In India, the Hindu Extremists at least have the decency to murder secularists in a more seemly fashion. With guns.
It has been open season on writers and activists in Pakiston for as long as Americans can remember— at least since yesterday — so that’s not news.
China is a black box, or seems to be. For my part, I’m less concerned about restrictions on foreign organizations — How often do you interact with Chinese foreign aid groups here in the United States? The Chinese owners of the Waldorf-Astoria, Smithfield, etc notwithstanding? Maybe such foreign involvement is not appreciated. Maybe it is even resented — than about the lack of basic freedoms for the billion plus people living in China, and what China’s global ascendance can mean for the rest of us.
Though, speaking of foreign organizations doing good work here in the United States, it is of note that the Hindu American Foundation is presently trying to Saffronwash the public school history curriculum in California — so, de facto, nationwide.
Soon-to-be-outgoing President Obama saw fit to joke about the death of investigative journalism during his much-vaunted White House Press Correspondents Dinner standup routine. What is not a fantasy or a joke is the fact that his administration has done more to persecute whistleblowers and undermine press freedom in this country than any previous in history.

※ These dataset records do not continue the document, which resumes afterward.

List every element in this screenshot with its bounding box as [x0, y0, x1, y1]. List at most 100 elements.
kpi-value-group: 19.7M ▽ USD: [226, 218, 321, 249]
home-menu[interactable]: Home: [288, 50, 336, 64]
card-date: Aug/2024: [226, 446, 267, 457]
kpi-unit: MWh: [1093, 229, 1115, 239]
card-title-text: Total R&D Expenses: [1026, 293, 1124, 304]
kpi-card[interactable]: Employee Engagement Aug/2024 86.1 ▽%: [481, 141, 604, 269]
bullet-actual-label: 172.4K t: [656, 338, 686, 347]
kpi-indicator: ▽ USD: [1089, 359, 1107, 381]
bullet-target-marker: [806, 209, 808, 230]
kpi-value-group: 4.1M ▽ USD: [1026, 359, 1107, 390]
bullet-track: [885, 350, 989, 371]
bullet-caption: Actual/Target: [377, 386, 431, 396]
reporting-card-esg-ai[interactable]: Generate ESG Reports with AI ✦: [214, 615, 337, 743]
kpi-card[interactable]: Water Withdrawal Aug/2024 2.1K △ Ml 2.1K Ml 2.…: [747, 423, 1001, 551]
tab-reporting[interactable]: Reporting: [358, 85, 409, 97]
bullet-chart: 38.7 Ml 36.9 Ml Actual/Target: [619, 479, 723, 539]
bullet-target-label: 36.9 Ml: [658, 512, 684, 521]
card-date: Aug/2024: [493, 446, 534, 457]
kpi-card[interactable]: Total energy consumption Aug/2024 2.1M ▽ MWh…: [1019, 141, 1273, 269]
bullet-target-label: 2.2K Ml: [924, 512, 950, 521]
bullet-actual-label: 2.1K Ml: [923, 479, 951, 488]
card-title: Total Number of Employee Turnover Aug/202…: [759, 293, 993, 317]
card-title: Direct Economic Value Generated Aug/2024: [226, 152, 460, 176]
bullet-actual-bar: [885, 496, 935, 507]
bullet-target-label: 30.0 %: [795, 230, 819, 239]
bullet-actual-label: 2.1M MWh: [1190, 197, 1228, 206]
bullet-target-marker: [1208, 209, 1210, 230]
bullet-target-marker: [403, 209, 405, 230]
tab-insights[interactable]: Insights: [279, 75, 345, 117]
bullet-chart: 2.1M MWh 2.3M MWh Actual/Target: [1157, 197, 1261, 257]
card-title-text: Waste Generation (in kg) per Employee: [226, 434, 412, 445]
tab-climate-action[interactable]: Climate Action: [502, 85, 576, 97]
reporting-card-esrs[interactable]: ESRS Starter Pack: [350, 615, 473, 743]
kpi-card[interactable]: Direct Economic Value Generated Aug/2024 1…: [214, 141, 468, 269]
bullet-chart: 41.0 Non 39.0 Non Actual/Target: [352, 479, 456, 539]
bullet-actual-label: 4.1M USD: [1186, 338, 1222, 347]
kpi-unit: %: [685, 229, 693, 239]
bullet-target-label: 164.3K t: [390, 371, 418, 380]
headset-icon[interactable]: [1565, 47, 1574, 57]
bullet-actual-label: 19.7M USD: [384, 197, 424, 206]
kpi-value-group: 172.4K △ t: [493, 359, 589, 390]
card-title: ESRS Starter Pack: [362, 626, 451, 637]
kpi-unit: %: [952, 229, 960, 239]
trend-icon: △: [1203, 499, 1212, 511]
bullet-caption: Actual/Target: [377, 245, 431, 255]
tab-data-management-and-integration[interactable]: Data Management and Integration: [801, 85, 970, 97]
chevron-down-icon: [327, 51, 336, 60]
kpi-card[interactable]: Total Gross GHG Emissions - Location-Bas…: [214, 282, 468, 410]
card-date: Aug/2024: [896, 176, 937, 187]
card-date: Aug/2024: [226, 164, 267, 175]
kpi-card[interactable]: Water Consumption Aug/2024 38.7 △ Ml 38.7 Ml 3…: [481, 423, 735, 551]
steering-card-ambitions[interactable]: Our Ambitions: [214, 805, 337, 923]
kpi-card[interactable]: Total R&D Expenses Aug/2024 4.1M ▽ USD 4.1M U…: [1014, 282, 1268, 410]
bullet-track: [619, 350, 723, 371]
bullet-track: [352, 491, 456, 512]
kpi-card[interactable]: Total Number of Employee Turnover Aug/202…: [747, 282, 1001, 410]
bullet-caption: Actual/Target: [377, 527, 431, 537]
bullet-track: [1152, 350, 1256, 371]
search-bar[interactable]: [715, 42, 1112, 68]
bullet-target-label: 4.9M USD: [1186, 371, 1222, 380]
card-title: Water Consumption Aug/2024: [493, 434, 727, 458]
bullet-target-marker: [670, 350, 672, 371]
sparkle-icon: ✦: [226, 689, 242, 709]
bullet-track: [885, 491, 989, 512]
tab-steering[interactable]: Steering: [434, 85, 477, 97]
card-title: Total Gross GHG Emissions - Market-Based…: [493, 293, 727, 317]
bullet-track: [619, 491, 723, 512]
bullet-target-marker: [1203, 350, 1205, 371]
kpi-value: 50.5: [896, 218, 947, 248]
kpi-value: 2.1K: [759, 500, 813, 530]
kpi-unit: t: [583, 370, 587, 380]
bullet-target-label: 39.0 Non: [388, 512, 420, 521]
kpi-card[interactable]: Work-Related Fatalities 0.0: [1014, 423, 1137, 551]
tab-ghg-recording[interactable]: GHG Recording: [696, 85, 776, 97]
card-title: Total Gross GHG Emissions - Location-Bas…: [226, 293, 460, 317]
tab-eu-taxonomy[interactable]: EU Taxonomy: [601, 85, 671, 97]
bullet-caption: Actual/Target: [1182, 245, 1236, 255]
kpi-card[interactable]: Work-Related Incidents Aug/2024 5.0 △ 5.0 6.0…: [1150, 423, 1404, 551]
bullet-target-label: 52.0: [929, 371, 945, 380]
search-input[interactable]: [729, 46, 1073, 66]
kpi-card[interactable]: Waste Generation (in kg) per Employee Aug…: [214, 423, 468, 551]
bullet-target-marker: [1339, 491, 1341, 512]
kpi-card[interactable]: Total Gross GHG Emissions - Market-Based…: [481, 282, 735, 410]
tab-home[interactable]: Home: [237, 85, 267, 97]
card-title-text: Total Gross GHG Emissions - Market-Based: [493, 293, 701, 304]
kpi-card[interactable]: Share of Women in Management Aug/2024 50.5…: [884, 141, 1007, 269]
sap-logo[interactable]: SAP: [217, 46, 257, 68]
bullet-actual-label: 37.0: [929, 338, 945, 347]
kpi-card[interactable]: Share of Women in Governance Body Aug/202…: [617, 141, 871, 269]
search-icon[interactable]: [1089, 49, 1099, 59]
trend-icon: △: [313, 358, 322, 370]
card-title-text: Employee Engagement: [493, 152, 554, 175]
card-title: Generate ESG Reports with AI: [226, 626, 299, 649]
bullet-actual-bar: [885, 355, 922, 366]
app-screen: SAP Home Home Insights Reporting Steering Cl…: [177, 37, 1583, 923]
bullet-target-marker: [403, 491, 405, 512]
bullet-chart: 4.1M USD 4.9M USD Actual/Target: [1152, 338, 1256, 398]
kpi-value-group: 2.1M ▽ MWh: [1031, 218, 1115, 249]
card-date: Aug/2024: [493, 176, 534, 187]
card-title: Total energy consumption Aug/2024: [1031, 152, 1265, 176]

Consider the ~1% of American adults who currently reside in prison, the capture of our entire apparatus of government at more or less every level by Corporate Capitalism, and the staggering quality of the current crop of presumptive presidential nominees — coupled with the widespread preoccupation with the circus of our never-ending presidential election, the concomitant widespread paralysis when it comes to taking meaningful action in defense of our liberties — and it is hard not to conclude that we do not live in a terribly free nation ourselves.

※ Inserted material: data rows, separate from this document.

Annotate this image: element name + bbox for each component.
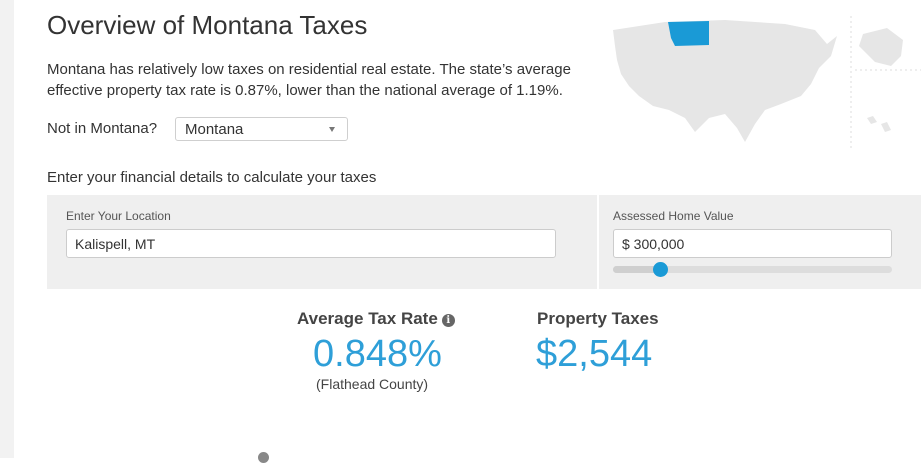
home-value-label: Assessed Home Value: [613, 209, 734, 223]
home-value-input[interactable]: [613, 229, 892, 258]
property-taxes-label: Property Taxes: [537, 309, 659, 328]
us-map[interactable]: [605, 10, 921, 150]
location-input[interactable]: [66, 229, 556, 258]
calculator-divider: [597, 195, 599, 289]
info-icon[interactable]: i: [441, 314, 455, 327]
home-value-slider-fill: [613, 266, 661, 273]
tax-rate-value: 0.848%: [313, 333, 442, 375]
tax-rate-county: (Flathead County): [316, 376, 429, 392]
home-value-slider[interactable]: [613, 262, 892, 277]
montana-state: [668, 21, 709, 46]
alaska-shape: [859, 28, 903, 66]
hawaii-shape: [867, 116, 891, 132]
page-title: Overview of Montana Taxes: [47, 10, 368, 40]
calculator-section-label: Enter your financial details to calculat…: [47, 169, 377, 186]
location-label: Enter Your Location: [66, 209, 171, 223]
us-map-mainland: [613, 20, 837, 142]
tax-rate-label: Average Tax Rate i: [297, 309, 455, 329]
left-gutter: [0, 0, 14, 458]
state-select-value: Montana: [185, 121, 244, 138]
home-value-slider-thumb[interactable]: [653, 262, 669, 277]
intro-text: Montana has relatively low taxes on resi…: [47, 61, 571, 99]
state-selector-label: Not in Montana?: [47, 120, 158, 137]
property-taxes-value: $2,544: [536, 333, 653, 375]
state-select[interactable]: Montana: [175, 117, 348, 141]
tax-rate-label-text: Average Tax Rate: [297, 309, 438, 328]
chevron-down-icon: [329, 127, 335, 132]
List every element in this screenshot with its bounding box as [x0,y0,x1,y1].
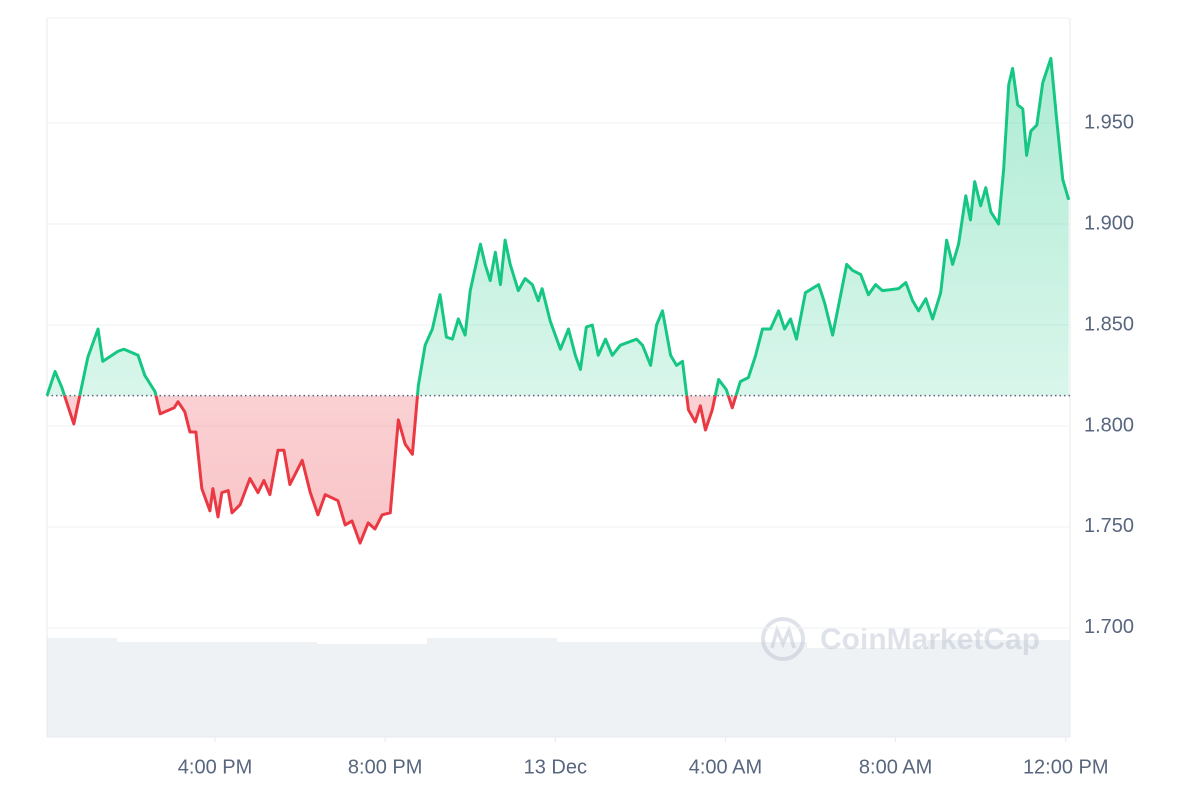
x-tick-label: 13 Dec [524,756,587,778]
volume [47,638,1070,737]
y-tick-label: 1.850 [1084,313,1134,335]
price-line-down [46,395,738,545]
x-tick-label: 4:00 PM [178,756,252,778]
x-tick-label: 8:00 PM [348,756,422,778]
area-above [47,58,1069,396]
x-tick-label: 12:00 PM [1023,756,1109,778]
x-tick-label: 8:00 AM [859,756,932,778]
y-tick-label: 1.950 [1084,111,1134,133]
y-tick-label: 1.750 [1084,515,1134,537]
y-tick-label: 1.800 [1084,414,1134,436]
y-tick-label: 1.700 [1084,616,1134,638]
area-below [47,395,1069,544]
x-tick-label: 4:00 AM [689,756,762,778]
price-line-up [45,56,1071,396]
y-tick-label: 1.900 [1084,212,1134,234]
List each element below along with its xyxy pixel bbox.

American freedom has always been a freedom for the few, if not for the brave. It is only the prospect that those few should continue to get fewer that has so many once secure Americans feelings so alarmed.
During his celebrated standup routine, President Obama also joked that we were witnessing the end of the republic. Republics do sometimes end though, as do democracies. They have in the past, and they doubtless will in the future.
The line between irony and brutal cynicism has blurred to the point of invisibility. Ask our nominal allies in Turkey. The people in Rwanda, who are evidently now living in a totalitarian police state courtesy of our aid dollars. Or the long-oppressed peoples of the other Americas, for example those in Honduras.
Ask the people in Cuba. An American cruise ship just docked in Havana for the first time in 40 years. That has to be good news, right? Historic, even.
Ask the people in Putin’s Russia how the future is looking. Only bear in mind when you do so, Edward Snowden should be celebrated as a national hero here in the United States, not hounded the world over as America’s most-wanted global fugitive, and it is there in Putin’s Russia that our powers that be have conspired to leave Snowden trapped at Putin’s mercy.
Do the math, and we’ve accounted for around half of the world’s population in the named nations above, and well more than that if you connect the dots.
Is this a world you want to live in? One you’ll be proud to see your children inherit? Or claim as our legacy as a set of generations now living on planet Earth?
Heinrich Heine is oft and famously quoted on the subject of speech in the face of tyranny. Today, now, his words seem apropos.
If you’re not speaking, you’re just waiting for the silence to close in.
How is the adivasi supposed to live? From Bombay, on Chhattisgarh, inveterate champion of freedom, Soni Sori, speaks out. The scarring on her face is from a recent chemical attack. Her family is being harrassed by the local police. Yet, somehow, her voice remains raised.
She invites people to come to Chhattisgarh, to visit Bastar, which, frankly, I myself am afraid to do.
No bother, though. Remain patient and passive, and a global Chhattisgarh, Kashmir, Palestine, Bangladesh, Beijing, Moscow, Angola State Pen of the mind and of the flesh will come to us all.